On Wed, 28 Aug 2024 at 22:11, Dennis via Digitalmars-d <digitalmars-d@puremagic.com> wrote:
On Wednesday, 28 August 2024 at 11:20:43 UTC, Manu wrote:
> At the end when everything's had a go
> (...)
> So just close out all outstanding tokens
> in the optimistic case... does that sound right?

That's what I tried to implement, with each function keeping an
array of callers of that function, so it could propagate an
attribute violation to functions that had 'outstanding tokens'
from calling that function.

But we don't have the luxury to wait, because D code may inspect
function types and demand an answer. Here's a (contrived) example:

```D
import std.traits;

@system void systemFunc();

void fun1()()
{
     alias T = typeof(fun2()); // is fun2 @safe? need an answer
for T now!

     // let's make a contradiction!
     static if (hasFunctionAttributes!(fun2!(), "@safe"))
         systemFunc();
}

void fun2()()
{
     fun1();
}

void main0() @system
{
     fun1();
}

void main() @safe
{
     fun2(); // not system!
}
```

We don't need to support such contrived examples of course, but
even for normal code, there are many places where the compiler
inspects the type of a function. Making it account everywhere for
the possibility that the function's attributes can still change,
even after semantic analysis has finished, is a complex task.

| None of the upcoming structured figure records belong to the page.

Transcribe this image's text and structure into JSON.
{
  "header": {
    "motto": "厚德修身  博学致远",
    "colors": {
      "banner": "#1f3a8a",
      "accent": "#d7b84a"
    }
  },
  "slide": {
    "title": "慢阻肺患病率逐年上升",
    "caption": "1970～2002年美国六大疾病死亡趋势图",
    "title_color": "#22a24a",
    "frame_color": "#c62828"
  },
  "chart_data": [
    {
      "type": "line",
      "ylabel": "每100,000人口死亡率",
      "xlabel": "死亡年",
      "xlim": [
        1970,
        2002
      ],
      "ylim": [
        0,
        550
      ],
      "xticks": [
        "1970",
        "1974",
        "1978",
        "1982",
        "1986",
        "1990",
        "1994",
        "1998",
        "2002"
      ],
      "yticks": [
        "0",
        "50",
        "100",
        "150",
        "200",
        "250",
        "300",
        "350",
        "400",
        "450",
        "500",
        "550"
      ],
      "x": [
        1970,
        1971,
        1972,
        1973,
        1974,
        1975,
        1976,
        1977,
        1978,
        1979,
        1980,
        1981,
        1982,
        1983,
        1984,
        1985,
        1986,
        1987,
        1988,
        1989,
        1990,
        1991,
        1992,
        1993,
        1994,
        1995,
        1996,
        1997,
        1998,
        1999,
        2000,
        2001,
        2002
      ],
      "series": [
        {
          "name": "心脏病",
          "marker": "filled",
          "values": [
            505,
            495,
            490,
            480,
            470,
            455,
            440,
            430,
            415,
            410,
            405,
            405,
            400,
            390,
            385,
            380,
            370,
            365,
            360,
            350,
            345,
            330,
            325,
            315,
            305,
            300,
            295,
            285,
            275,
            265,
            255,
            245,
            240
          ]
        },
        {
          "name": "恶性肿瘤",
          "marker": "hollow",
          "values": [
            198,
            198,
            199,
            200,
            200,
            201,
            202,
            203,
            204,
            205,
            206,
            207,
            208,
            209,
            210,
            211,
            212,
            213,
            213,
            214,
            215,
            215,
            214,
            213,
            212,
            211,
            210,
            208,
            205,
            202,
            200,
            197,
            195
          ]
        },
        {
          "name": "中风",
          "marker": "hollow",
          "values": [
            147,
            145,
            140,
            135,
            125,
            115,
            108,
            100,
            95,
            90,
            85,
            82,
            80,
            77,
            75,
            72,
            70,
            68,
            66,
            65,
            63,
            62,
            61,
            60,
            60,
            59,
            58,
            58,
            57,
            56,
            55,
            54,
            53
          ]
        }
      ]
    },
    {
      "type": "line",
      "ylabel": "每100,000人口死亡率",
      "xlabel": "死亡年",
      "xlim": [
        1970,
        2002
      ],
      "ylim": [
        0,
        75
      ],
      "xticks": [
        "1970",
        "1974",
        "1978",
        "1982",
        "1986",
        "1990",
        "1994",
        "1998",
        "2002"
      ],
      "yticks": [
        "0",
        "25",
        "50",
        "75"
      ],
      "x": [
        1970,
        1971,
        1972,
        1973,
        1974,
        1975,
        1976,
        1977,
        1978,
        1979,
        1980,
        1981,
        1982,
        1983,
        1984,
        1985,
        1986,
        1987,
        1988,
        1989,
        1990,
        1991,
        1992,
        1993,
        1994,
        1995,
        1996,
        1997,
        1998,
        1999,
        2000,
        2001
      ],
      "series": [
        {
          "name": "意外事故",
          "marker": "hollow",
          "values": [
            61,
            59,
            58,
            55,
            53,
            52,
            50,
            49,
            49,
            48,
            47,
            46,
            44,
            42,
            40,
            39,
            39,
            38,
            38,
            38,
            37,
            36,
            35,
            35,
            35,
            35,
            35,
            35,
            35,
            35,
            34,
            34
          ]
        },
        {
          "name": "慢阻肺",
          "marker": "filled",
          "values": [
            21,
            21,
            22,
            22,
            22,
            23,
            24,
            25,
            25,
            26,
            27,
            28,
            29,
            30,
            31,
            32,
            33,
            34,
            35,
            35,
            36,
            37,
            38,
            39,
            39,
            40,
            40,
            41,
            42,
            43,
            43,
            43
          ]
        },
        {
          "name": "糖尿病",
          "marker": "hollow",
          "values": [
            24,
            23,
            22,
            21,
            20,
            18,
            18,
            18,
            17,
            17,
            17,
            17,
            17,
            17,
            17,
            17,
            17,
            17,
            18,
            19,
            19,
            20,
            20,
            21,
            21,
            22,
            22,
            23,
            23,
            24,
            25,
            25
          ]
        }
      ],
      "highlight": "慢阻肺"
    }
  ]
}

Yeah I get that... it's complex because there's not enough passes; a lot is done in one or a few passes, so there's no way to be confident that you can establish some compile-time facts before you expect they could be used...

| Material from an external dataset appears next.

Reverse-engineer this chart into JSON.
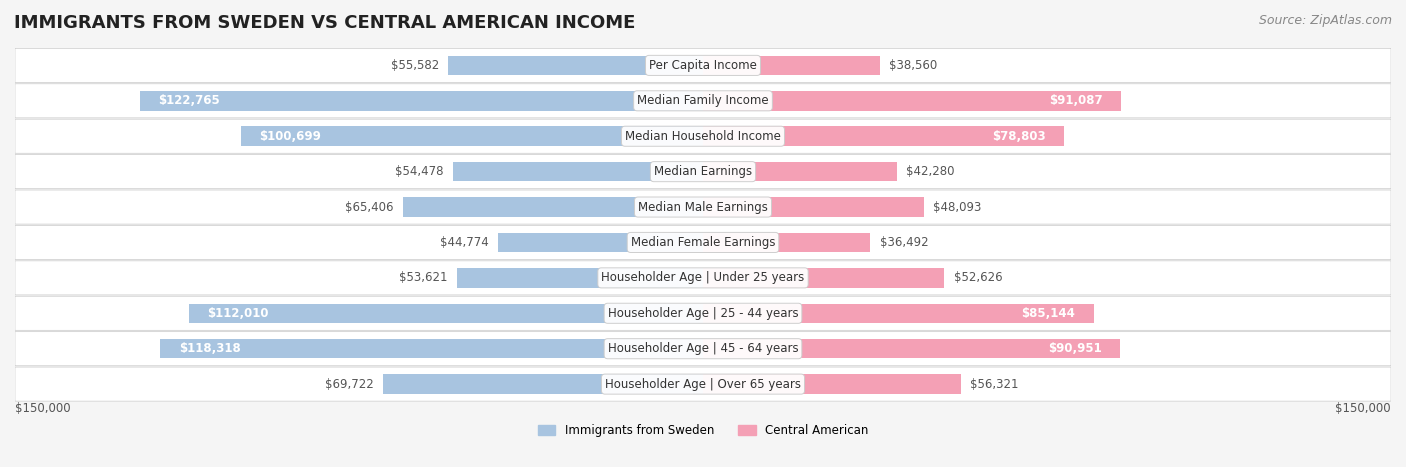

I notice that all of your inferred functions are templates, and that reminded me a thought I had the other night... I don't see any reason non-templates couldn't be subject to attribute inferrence too; just that they shouldn't have it mangled into the name. If it carries a silent attribute that it inferred, it could be super convenient since there are so many attributes to juggle these days.
It would also mean people who didn't write code aggressively pursuing attributes may inadvertently write libraries that still CAN be used by more context sensitive users. I've noticed on my current project that I have to throw basically every library every written out the window... including druntime, etc. Heaps of druntime is compatible with my code, but because someone didn't put the attribute on it, I can't call it. It would be good if it inferred the full set of attributes silently, and then I could actually use the libs.